We’re encountering an issue with a new app setup, and we’re hoping someone can help us figure out what’s going wrong.
We have two services running: an application and a PostgreSQL database.
We’ve used the fly postgres attach command to attach the database to the app service.
Everything was fine for the first minutes, but after some deploys we’ve begin receiving the following error:
could not translate host name "<snip>.flycast" to address: Name or service not known
Some more details:
The omitted name is the name of the DB service
It works intermittently so the configuration should be mostly ok
I am NOT trying to connect from my machine, I get the error from the app service
From the dashboard everything looks ok (both services are green)
We’re able to connect manually using the Fly CLI even when it’s failing on the app service
Also, don’t know if it’s related but we’re having issues connecting via SSH using fly ssh console.
We can connect if we use the -s flag to manually choose a specific machine, but the other one just won’t work. We don’t have any kind of VPN setup. This is the error we get:
Error: error connecting to SSH server: ssh: handshake failed: ssh: unable to authenticate, attempted methods [none publickey], no supported methods remain
Any ideas on what might be wrong or what we should check?
Or is it just a DNS outage?
Our application service has two machines attached (let’s call them A and B), and one of them gives issues while connecting via SSH (let’s say B).
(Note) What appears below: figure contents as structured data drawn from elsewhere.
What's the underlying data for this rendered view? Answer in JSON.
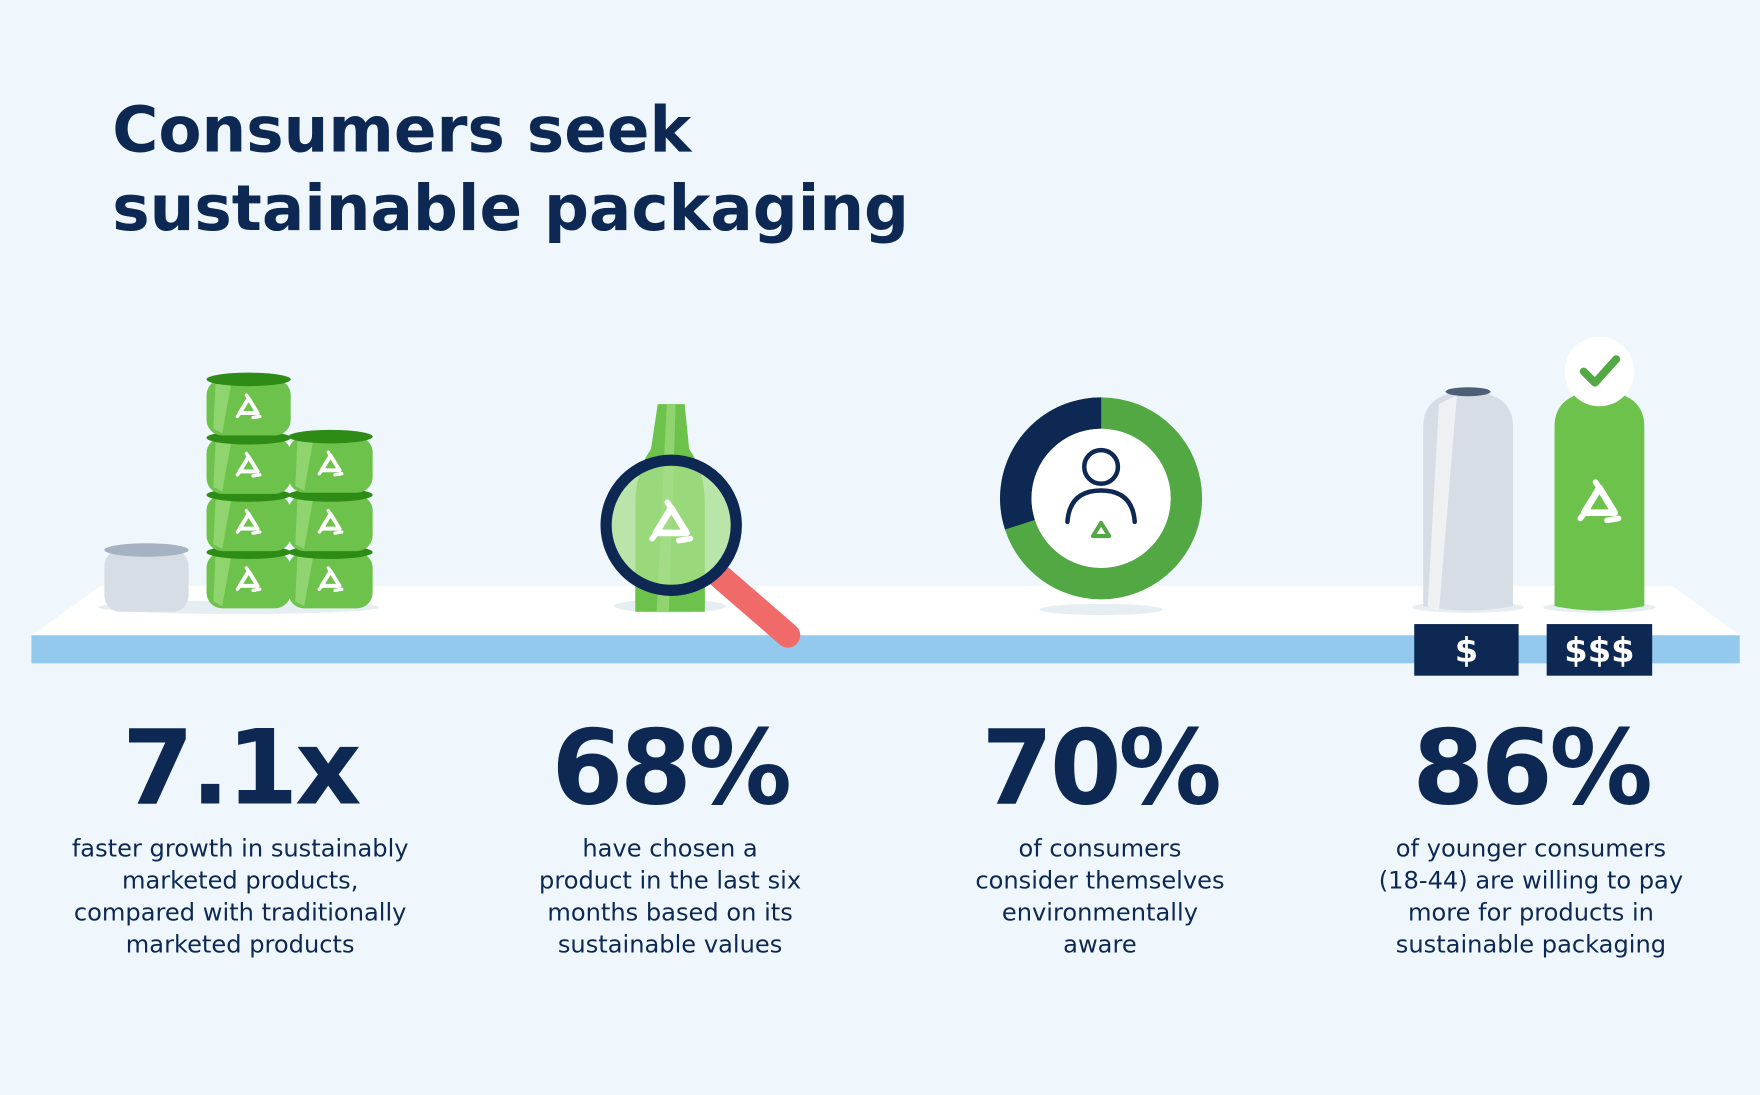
{
  "header": {
    "title_lines": [
      "Consumers seek",
      "sustainable packaging"
    ]
  },
  "price_tags": [
    "$",
    "$$$"
  ],
  "stats": [
    {
      "value": "7.1x",
      "description": [
        "faster growth in sustainably",
        "marketed products,",
        "compared with traditionally",
        "marketed products"
      ]
    },
    {
      "value": "68%",
      "description": [
        "have chosen a",
        "product in the last six",
        "months based on its",
        "sustainable values"
      ]
    },
    {
      "value": "70%",
      "description": [
        "of consumers",
        "consider themselves",
        "environmentally",
        "aware"
      ]
    },
    {
      "value": "86%",
      "description": [
        "of younger consumers",
        "(18-44) are willing to pay",
        "more for products in",
        "sustainable packaging"
      ]
    }
  ]
}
I tried forcing each specific machine to serve the response by stopping the other: when only A was active the application could connect to the database, and when only B was active it could not.
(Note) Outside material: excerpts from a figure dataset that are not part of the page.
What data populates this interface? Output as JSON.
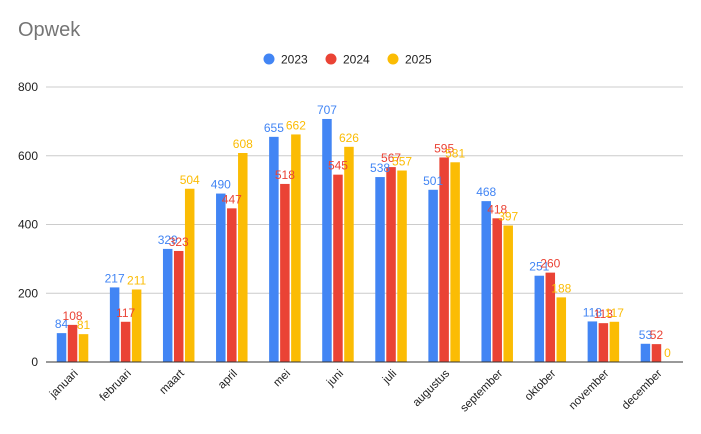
{
  "chart_data": {
    "type": "bar",
    "title": "Opwek",
    "xlabel": "",
    "ylabel": "",
    "ylim": [
      0,
      800
    ],
    "yticks": [
      0,
      200,
      400,
      600,
      800
    ],
    "grid": true,
    "legend_position": "top-center",
    "categories": [
      "januari",
      "februari",
      "maart",
      "april",
      "mei",
      "juni",
      "juli",
      "augustus",
      "september",
      "oktober",
      "november",
      "december"
    ],
    "series": [
      {
        "name": "2023",
        "color": "#4285f4",
        "values": [
          84,
          217,
          329,
          490,
          655,
          707,
          538,
          501,
          468,
          251,
          118,
          53
        ],
        "labels": [
          "84",
          "217",
          "329",
          "490",
          "655",
          "707",
          "538",
          "501",
          "468",
          "251",
          "118",
          "53"
        ]
      },
      {
        "name": "2024",
        "color": "#ea4335",
        "values": [
          108,
          117,
          323,
          447,
          518,
          545,
          567,
          595,
          418,
          260,
          113,
          52
        ],
        "labels": [
          "108",
          "117",
          "323",
          "447",
          "518",
          "545",
          "567",
          "595",
          "418",
          "260",
          "113",
          "52"
        ]
      },
      {
        "name": "2025",
        "color": "#fbbc04",
        "values": [
          81,
          211,
          504,
          608,
          662,
          626,
          557,
          581,
          397,
          188,
          117,
          0
        ],
        "labels": [
          "81",
          "211",
          "504",
          "608",
          "662",
          "626",
          "557",
          "581",
          "397",
          "188",
          "117",
          "0"
        ]
      }
    ]
  }
}
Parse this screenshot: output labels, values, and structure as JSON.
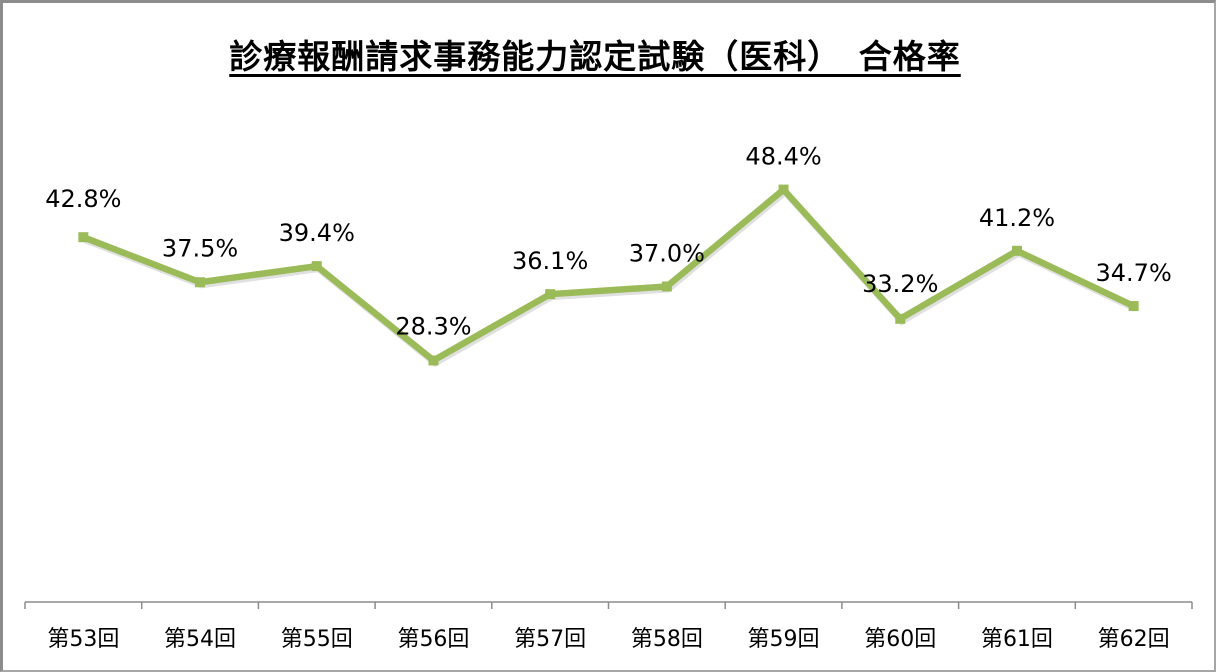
{
  "chart_data": {
    "type": "line",
    "title": "診療報酬請求事務能力認定試験（医科）　合格率",
    "xlabel": "",
    "ylabel": "",
    "categories": [
      "第53回",
      "第54回",
      "第55回",
      "第56回",
      "第57回",
      "第58回",
      "第59回",
      "第60回",
      "第61回",
      "第62回"
    ],
    "series": [
      {
        "name": "合格率",
        "values": [
          42.8,
          37.5,
          39.4,
          28.3,
          36.1,
          37.0,
          48.4,
          33.2,
          41.2,
          34.7
        ],
        "labels": [
          "42.8%",
          "37.5%",
          "39.4%",
          "28.3%",
          "36.1%",
          "37.0%",
          "48.4%",
          "33.2%",
          "41.2%",
          "34.7%"
        ],
        "color": "#9bbb59"
      }
    ],
    "ylim": [
      0,
      60
    ],
    "grid": false,
    "legend": "none",
    "y_axis_visible": false
  },
  "colors": {
    "line": "#9bbb59",
    "axis": "#8c8c8c",
    "border": "#8c8c8c",
    "text": "#000000"
  }
}
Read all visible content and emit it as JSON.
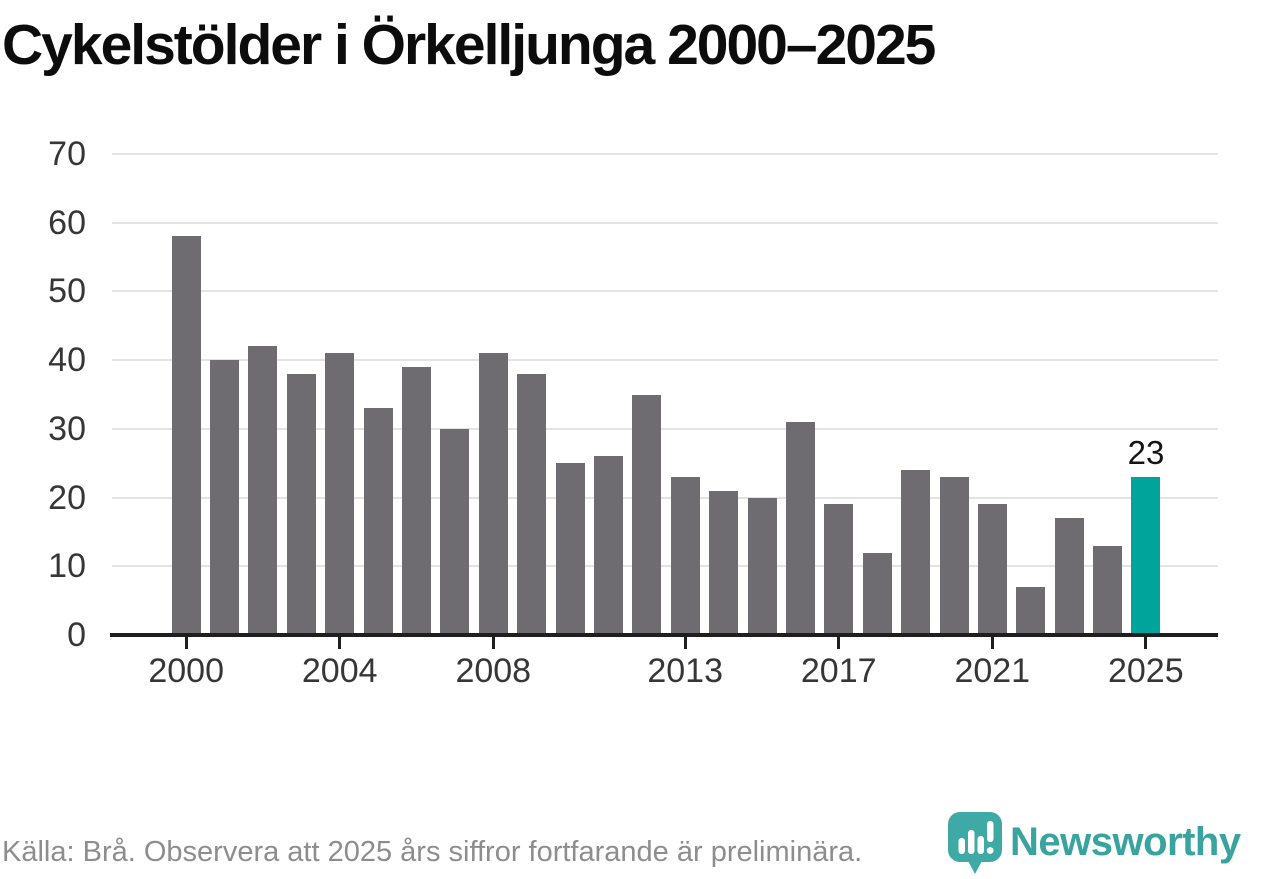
{
  "title": "Cykelstölder i Örkelljunga 2000–2025",
  "footer": {
    "source_text": "Källa: Brå. Observera att 2025 års siffror fortfarande är preliminära.",
    "logo_text": "Newsworthy"
  },
  "icons": {
    "logo": "newsworthy-speech-bubble-bar-chart-icon"
  },
  "colors": {
    "bar": "#6e6c70",
    "highlight": "#00a49a",
    "gridline": "#e3e3e3",
    "axis": "#1f1f1f",
    "tick_label": "#363636",
    "title": "#0c0c0c",
    "footer_text": "#8d8d8d",
    "logo": "#3fa9a5"
  },
  "chart_data": {
    "type": "bar",
    "title": "Cykelstölder i Örkelljunga 2000–2025",
    "categories": [
      2000,
      2001,
      2002,
      2003,
      2004,
      2005,
      2006,
      2007,
      2008,
      2009,
      2010,
      2011,
      2012,
      2013,
      2014,
      2015,
      2016,
      2017,
      2018,
      2019,
      2020,
      2021,
      2022,
      2023,
      2024,
      2025
    ],
    "values": [
      58,
      40,
      42,
      38,
      41,
      33,
      39,
      30,
      41,
      38,
      25,
      26,
      35,
      23,
      21,
      20,
      31,
      19,
      12,
      24,
      23,
      19,
      7,
      17,
      13,
      23
    ],
    "highlight_index": 25,
    "highlight_label": "23",
    "x_ticks": [
      2000,
      2004,
      2008,
      2013,
      2017,
      2021,
      2025
    ],
    "y_ticks": [
      0,
      10,
      20,
      30,
      40,
      50,
      60,
      70
    ],
    "ylim": [
      0,
      70
    ],
    "xlabel": "",
    "ylabel": "",
    "grid": "horizontal",
    "legend": "none",
    "bar_color": "#6e6c70",
    "highlight_color": "#00a49a",
    "annotation": "Only the 2025 bar is labeled with its value (23) and colored teal; all other bars are gray."
  }
}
This is the error from the logs when I try to connect:
I tried re-creating the machine but the new one has the same issue. I could disable auto-scaling and keep the one machine working (traffic won’t be high) but I fear it could break anytime and go offline.
Any tips on how to solve this aside from re-creating the organization like the other poster did?
Right… It’s generally important to avoid single-machine deployments on Fly, .
Unfortunately it’s unclear what fixes these—or even what the underlying cause is.
(Older posts suggest that it’s a metadata synchronization lag within the infrastructure, , but those internals may have changed a lot in the interim.)
The Fly.io platform as a whole seems under increased strain this week, so perhaps simply waiting a little and then retrying machine re-creation, during off-peak hours, might shake things loose. (I would keep B listed but stopped—and then fly m clone machine A. This minimizes the odds of landing in the exact same (glitch-prone?) spot as before.) It might be that API calls are silently faulting during the machine’s setup phase, or that its particular physical host is having load-related network problems.
Failing that, it might suffice to create a new application, rather than an entire new organization, .